While Embarrassing, Sheen Beatification Delay Could Turn Out Well
National Catholic Register, 05 December 2019
The latest development may finally give the Sheen beatification the treatment it deserves.
That postponement of the beatification of Venerable Fulton J. Sheen is just the latest baffling development in the cause that has brought no small measure of embarrassment to what should have been an occasion of edification.
But the latest fiasco may finally get the Sheen beatification the treatment it deserves, namely a proper celebration for the universal Church, not just a parochial event for the promoters of the cause.
The Sheen saga has had many twists and turns.
The Diocese of Peoria, Illinois, and Bishop Daniel Jenky have been the promoters of Archbishop Sheen’s cause for sainthood. They launched the process in 2002, did the work and raised the money. They got the cause through to the point where beatification was imminent.
Then Bishop Jenky announced that unless the body of Archbishop Sheen was transferred to Peoria from St. Patrick’s Cathedral in New York, he would not permit the cause to go forward. The “no body, no beatification” policy led to several years of litigation with the Archdiocese of New York. Last June, the body was transferred to Peoria.
With the body in Peoria, Bishop Jenky immediately reactivated the cause and persuaded the Congregation for the Causes of Saints in Rome to publish the decree for the miracle within a week.
Pilgrims in Peoria when the body arrived in late June heard excited talk that the diocese planned the beatification for that September, to coincide with the 100th anniversary of Venerable Sheen’s priestly ordination, which took place in the Peoria cathedral.
It seemed rushed. A beatification of the significance of Archbishop Sheen would normally be planned nine months or a year in advance, in order to give the entire country and the wider Church time to organize pilgrimages, draft catechetical resources and prepare all the material and spiritual tasks necessary to make it a truly evangelical event.
In July, Bishop Salvatore Matano of Rochester, New York, where Venerable Sheen served as bishop from 1966 to 1969, expressed his view to the Vatican that rushing ahead would be imprudent. Why? Since the cause of Archbishop Sheen had been introduced, different standards have applied to how bishops handled cases of priestly sexual abuse.
After the Pennsylvania grand jury report in 2018, deceased bishops had their names removed from schools for not handling cases before 2002 — the year of the Dallas Charter — as they pledged to do so afterward. Could Archbishop Sheen be beatified if other bishops could not even have schools named after them?

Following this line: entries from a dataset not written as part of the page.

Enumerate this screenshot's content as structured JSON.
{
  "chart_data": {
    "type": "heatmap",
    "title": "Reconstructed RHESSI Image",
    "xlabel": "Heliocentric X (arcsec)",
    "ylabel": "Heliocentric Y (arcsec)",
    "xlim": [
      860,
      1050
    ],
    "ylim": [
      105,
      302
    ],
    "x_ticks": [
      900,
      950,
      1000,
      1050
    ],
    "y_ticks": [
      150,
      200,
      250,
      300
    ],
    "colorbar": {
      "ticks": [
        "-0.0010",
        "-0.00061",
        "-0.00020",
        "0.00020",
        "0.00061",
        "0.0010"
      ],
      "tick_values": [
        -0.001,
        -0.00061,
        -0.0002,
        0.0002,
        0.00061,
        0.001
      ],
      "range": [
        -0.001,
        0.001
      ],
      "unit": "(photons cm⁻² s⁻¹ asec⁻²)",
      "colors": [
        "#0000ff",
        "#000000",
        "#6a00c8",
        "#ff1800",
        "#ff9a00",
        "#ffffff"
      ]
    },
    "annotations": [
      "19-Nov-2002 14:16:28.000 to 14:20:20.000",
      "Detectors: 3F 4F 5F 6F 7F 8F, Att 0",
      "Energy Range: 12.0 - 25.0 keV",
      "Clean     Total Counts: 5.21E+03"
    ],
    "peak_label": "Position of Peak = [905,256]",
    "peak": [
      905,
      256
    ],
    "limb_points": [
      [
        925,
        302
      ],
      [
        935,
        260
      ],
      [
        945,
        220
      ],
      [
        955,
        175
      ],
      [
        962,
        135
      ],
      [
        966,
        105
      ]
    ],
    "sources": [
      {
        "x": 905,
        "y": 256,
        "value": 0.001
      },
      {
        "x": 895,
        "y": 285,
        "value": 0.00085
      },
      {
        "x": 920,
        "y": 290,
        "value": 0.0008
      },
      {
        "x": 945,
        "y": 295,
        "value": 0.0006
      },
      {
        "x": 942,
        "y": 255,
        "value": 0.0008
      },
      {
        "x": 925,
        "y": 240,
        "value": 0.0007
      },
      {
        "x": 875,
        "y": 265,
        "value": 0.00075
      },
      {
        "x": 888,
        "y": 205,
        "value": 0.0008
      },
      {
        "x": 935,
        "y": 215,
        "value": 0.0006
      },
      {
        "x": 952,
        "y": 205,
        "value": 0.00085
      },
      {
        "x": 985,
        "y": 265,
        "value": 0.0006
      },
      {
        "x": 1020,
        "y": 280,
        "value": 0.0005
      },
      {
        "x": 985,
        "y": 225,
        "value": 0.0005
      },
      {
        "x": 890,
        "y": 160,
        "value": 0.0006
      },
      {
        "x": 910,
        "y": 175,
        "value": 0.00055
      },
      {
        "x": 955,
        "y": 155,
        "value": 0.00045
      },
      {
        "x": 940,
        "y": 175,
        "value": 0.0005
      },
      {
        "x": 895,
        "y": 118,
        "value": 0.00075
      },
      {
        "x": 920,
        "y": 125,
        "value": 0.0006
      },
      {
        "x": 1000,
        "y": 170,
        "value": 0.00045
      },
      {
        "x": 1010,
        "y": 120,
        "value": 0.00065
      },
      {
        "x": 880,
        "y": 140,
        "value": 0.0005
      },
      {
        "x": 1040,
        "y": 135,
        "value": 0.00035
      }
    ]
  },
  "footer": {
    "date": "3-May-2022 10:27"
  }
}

Bishop Matano had two concerns. First was the actual record, which needed to be double- and triple-checked with the lenses of the now-prevailing standards. Second was the inquiry launched by the New York attorney general into all the Catholic dioceses in New York state. The Pennsylvania grand jury report was grossly — and sometimes deliberately — misleading. What if Venerable Sheen’s record was clear, but the New York attorney general slandered his reputation? How would that mar the purpose of the beatification?
Further complicating matters, all New York dioceses are facing an avalanche of new litigation as civil suits dating back decades have now been allowed, the statute of limitations being suspended. The Diocese of Rochester will file for bankruptcy, as a result. The volume of litigation will involve a lot of material coming to light, needing to be put into proper context.
In the late summer and fall, Archbishop Sheen’s record on abuse cases was re-examined. The case in question concerned Gerard Guli, an abuser priest who was given an assignment despite having been credibly accused of sexual abuse of adults, not minors. He did get another assignment in Rochester, but, it turns out, not from then-Bishop Sheen, but his successor, Bishop Joseph Hogan.
That having been established to the satisfaction of the Congregation for the Causes of Saints, Bishop Jenky then requested a beatification date within the calendar year. He prevailed and, on Nov. 18, announced that Venerable Sheen would be beatified 33 days later.
There was shock across the body of U.S. bishops, who, despite having all been assembled just days earlier in Baltimore for their annual fall assembly, had not been consulted. Bishop Jenky had treated Archbishop Sheen’s beatification as a local parochial event rather than something belonging to the entire Church.